Hello, I had the same error while training with pytorch lightning. While making a simple reproduction, I found the issue and a workaround:)

Reproduction:

from deepspeed.ops.adam import FusedAdam
from pytorch_lightning import Trainer, LightningModule
from transformers import AutoModelForCausalLM, LlamaConfig
import torch
from torch.utils.data import DataLoader, TensorDataset

class Module(LightningModule):
    def training_step(self, batch: torch.Tensor, batch_idx: int) -> torch.Tensor:
        raise Exception("Shouldn't reach here")

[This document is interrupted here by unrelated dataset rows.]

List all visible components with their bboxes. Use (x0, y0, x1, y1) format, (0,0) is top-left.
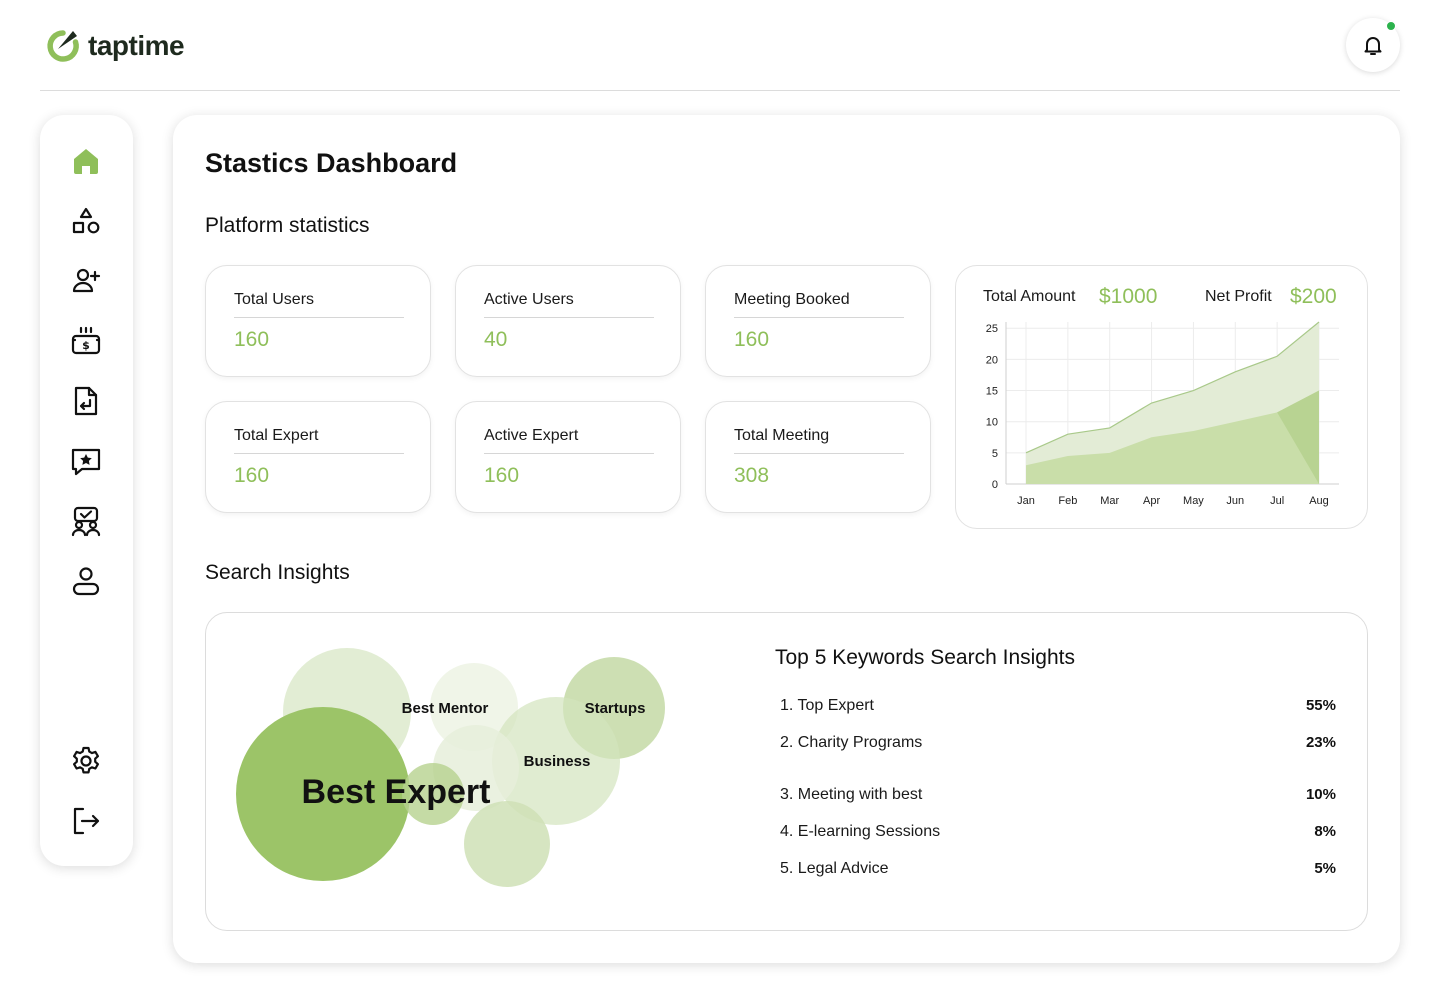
sidebar-item-sessions[interactable] (66, 501, 106, 541)
stat-divider (484, 317, 654, 318)
keyword-row: 2. Charity Programs 23% (780, 734, 1336, 756)
keyword-row: 4. E-learning Sessions 8% (780, 823, 1336, 845)
main-panel: Stastics Dashboard Platform statistics T… (173, 115, 1400, 963)
logo-text: taptime (88, 30, 185, 61)
stat-label: Active Expert (484, 427, 579, 444)
keyword-label: 2. Charity Programs (780, 734, 923, 751)
stat-card-meeting-booked[interactable]: Meeting Booked 160 (705, 265, 931, 377)
sidebar-item-settings[interactable] (66, 741, 106, 781)
stat-label: Meeting Booked (734, 291, 850, 308)
notification-dot (1386, 21, 1396, 31)
stat-card-total-expert[interactable]: Total Expert 160 (205, 401, 431, 513)
stat-divider (484, 453, 654, 454)
svg-text:$: $ (82, 339, 90, 352)
stat-divider (734, 453, 904, 454)
user-plus-icon (72, 268, 101, 293)
stat-label: Active Users (484, 291, 574, 308)
sidebar-item-payments[interactable]: $ (66, 321, 106, 361)
x-tick-label: Apr (1143, 495, 1160, 507)
sidebar-item-categories[interactable] (66, 201, 106, 241)
bell-icon (1364, 37, 1382, 55)
y-tick-label: 20 (986, 354, 998, 366)
stat-value: 40 (484, 328, 508, 351)
sidebar-item-home[interactable] (66, 141, 106, 181)
bubble (464, 801, 550, 887)
keyword-bubble-chart: Best Mentor Startups Business Best Exper… (236, 648, 665, 887)
search-insights-card: Best Mentor Startups Business Best Exper… (205, 612, 1368, 931)
stat-divider (234, 453, 404, 454)
amount-chart-card: Total Amount $1000 Net Profit $200 0 5 10 1… (955, 265, 1368, 529)
keyword-label: 3. Meeting with best (780, 786, 923, 803)
keyword-percent: 23% (1305, 734, 1336, 751)
keyword-row: 1. Top Expert 55% (780, 697, 1336, 719)
stat-card-active-expert[interactable]: Active Expert 160 (455, 401, 681, 513)
keyword-row: 5. Legal Advice 5% (780, 860, 1336, 882)
sidebar: $ (40, 115, 133, 866)
keyword-percent: 55% (1305, 697, 1336, 714)
platform-statistics-title: Platform statistics (205, 214, 370, 237)
stat-value: 160 (734, 328, 770, 351)
star-message-icon (71, 448, 101, 476)
x-tick-label: Mar (1100, 495, 1119, 507)
y-tick-label: 15 (986, 386, 998, 398)
document-return-icon (74, 386, 98, 416)
stat-card-total-meeting[interactable]: Total Meeting 308 (705, 401, 931, 513)
logo[interactable]: taptime (44, 27, 185, 65)
logout-icon (73, 807, 100, 835)
keyword-row: 3. Meeting with best 10% (780, 786, 1336, 808)
x-tick-label: Feb (1058, 495, 1077, 507)
x-tick-label: May (1183, 495, 1204, 507)
sidebar-item-add-user[interactable] (66, 261, 106, 301)
y-tick-label: 0 (992, 479, 998, 491)
logo-mark-icon (47, 30, 79, 62)
gear-icon (73, 746, 99, 774)
keyword-percent: 10% (1305, 786, 1336, 803)
stat-label: Total Meeting (734, 427, 830, 444)
x-tick-label: Jan (1017, 495, 1035, 507)
stat-value: 160 (234, 328, 270, 351)
y-tick-label: 5 (992, 448, 998, 460)
x-tick-label: Aug (1309, 495, 1329, 507)
sidebar-item-logout[interactable] (66, 801, 106, 841)
search-insights-title: Search Insights (205, 561, 350, 584)
bubble-label-startups: Startups (585, 700, 646, 717)
stat-divider (234, 317, 404, 318)
stat-card-total-users[interactable]: Total Users 160 (205, 265, 431, 377)
bubble-label-business: Business (524, 753, 591, 770)
money-box-icon: $ (71, 326, 101, 355)
sidebar-item-documents[interactable] (66, 381, 106, 421)
area-chart: 0 5 10 15 20 25 Jan Feb Mar Apr May Jun Jul Aug (986, 321, 1339, 507)
bubble-label-best-expert: Best Expert (302, 773, 491, 811)
page-title: Stastics Dashboard (205, 148, 458, 178)
x-tick-label: Jun (1226, 495, 1244, 507)
user-icon (72, 567, 100, 596)
notification-button[interactable] (1346, 18, 1400, 72)
top-bar: taptime (40, 0, 1400, 91)
keyword-label: 5. Legal Advice (780, 860, 889, 877)
stat-value: 308 (734, 464, 770, 487)
meeting-check-icon (71, 506, 101, 537)
y-tick-label: 10 (986, 417, 998, 429)
keyword-label: 4. E-learning Sessions (780, 823, 941, 840)
sidebar-item-profile[interactable] (66, 561, 106, 601)
keyword-percent: 8% (1314, 823, 1336, 840)
x-tick-label: Jul (1270, 495, 1284, 507)
stat-divider (734, 317, 904, 318)
sidebar-item-reviews[interactable] (66, 441, 106, 481)
stat-value: 160 (234, 464, 270, 487)
keyword-percent: 5% (1314, 860, 1336, 877)
keywords-title: Top 5 Keywords Search Insights (775, 646, 1075, 669)
stat-value: 160 (484, 464, 520, 487)
shapes-icon (72, 207, 100, 234)
stat-label: Total Users (234, 291, 315, 308)
y-tick-label: 25 (986, 323, 998, 335)
stat-label: Total Expert (234, 427, 319, 444)
stat-card-active-users[interactable]: Active Users 40 (455, 265, 681, 377)
keyword-label: 1. Top Expert (780, 697, 874, 714)
home-icon (74, 149, 98, 174)
bubble-label-best-mentor: Best Mentor (402, 700, 489, 717)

    def configure_model(self) -> None:
        self.model = AutoModelForCausalLM.from_config(
            LlamaConfig(n_layer=2, n_head=6, n_embd=192))
        self.model.requires_grad_(False)
        list(self.model.parameters())[-1].requires_grad = True  # unfreeze the head

    def configure_optimizers(self):
        optim_groups = [
            {"params": [p for n, p in self.model.named_parameters() if 'norm' not in n], "weight_decay": 0.1},
            {"params": [p for n, p in self.model.named_parameters() if 'norm' in n], "weight_decay": 0.0},
        ]
        return FusedAdam(optim_groups, lr=0.1)

trainer = Trainer(
    precision='bf16',
    strategy='deepspeed_stage_2'
)
trainer.fit(Module(), DataLoader(TensorDataset(torch.arange(0, 100).unsqueeze(1))))

The problem is that the optimizer receives an entire group that has requires_grad=False, hence the fix is to simply filter parameter groups by requires_grad. This doesn't happen if you just pass Optimizer(self.model.parameters()) since there is one unfrozen parameter in the single group.

Probably, its a good idea to improve error messaging in deepspeed code though.

pharaouk commented 6 months ago

@olegsinavski thanks for sharing, what was the fix exactly?